Background: The self-controlled case series (SCCS) offers potential as an statistical method for risk identification involving medical products from large-scale observational healthcare data. However, analytic design choices remain in encoding the longitudinal health records into the SCCS framework and its risk identification performance across real-world databases is unknown.
Objectives: To evaluate the performance of SCCS and its design choices as a tool for risk identification in observational healthcare data.

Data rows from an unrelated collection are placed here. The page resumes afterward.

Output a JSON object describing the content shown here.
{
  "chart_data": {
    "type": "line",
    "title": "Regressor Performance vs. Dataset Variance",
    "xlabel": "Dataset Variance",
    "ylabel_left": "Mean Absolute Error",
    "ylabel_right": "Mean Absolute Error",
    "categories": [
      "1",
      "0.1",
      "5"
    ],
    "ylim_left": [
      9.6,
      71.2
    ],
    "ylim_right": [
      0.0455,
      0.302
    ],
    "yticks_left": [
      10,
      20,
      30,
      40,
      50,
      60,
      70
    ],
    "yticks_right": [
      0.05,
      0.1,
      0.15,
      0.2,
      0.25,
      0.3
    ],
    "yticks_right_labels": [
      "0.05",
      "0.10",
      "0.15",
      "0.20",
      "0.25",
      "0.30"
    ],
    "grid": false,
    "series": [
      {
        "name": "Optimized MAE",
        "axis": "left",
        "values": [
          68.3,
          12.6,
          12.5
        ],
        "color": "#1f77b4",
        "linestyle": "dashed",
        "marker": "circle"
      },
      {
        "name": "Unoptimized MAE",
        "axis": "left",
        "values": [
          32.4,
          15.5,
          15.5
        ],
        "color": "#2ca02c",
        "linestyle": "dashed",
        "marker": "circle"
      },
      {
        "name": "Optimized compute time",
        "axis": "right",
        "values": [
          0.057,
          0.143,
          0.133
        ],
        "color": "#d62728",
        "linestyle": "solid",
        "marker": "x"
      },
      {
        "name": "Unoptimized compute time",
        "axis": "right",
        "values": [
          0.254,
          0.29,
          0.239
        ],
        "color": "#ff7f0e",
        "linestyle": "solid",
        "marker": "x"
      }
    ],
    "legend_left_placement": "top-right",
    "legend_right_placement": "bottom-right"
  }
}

Research design: We examined the risk identification performance of SCCS across five design choices using 399 drug-health outcome pairs in five real observational databases (four administrative claims and one electronic health records). In these databases, the pairs involve 165 positive controls and 234 negative controls. We also consider several synthetic databases with known relative risks between drug-outcome pairs.
Measures: We evaluate risk identification performance through estimating the area under the receiver-operator characteristics curve (AUC) and bias and coverage probability in the synthetic examples.
Results: The SCCS achieves strong predictive performance. Twelve of the twenty health outcome-database scenarios return AUCs >0.75 across all drugs. Including all adverse events instead of just the first per patient and applying a multivariate adjustment for concomitant drug use are the most important design choices. However, the SCCS as applied here returns relative risk point-estimates biased towards the null value of 1 with low coverage probability.
Conclusions: The SCCS recently extended to apply a multivariate adjustment for concomitant drug use offers promise as a statistical tool for risk identification in large-scale observational healthcare databases. Poor estimator calibration dampens enthusiasm, but on-going work should correct this short-coming.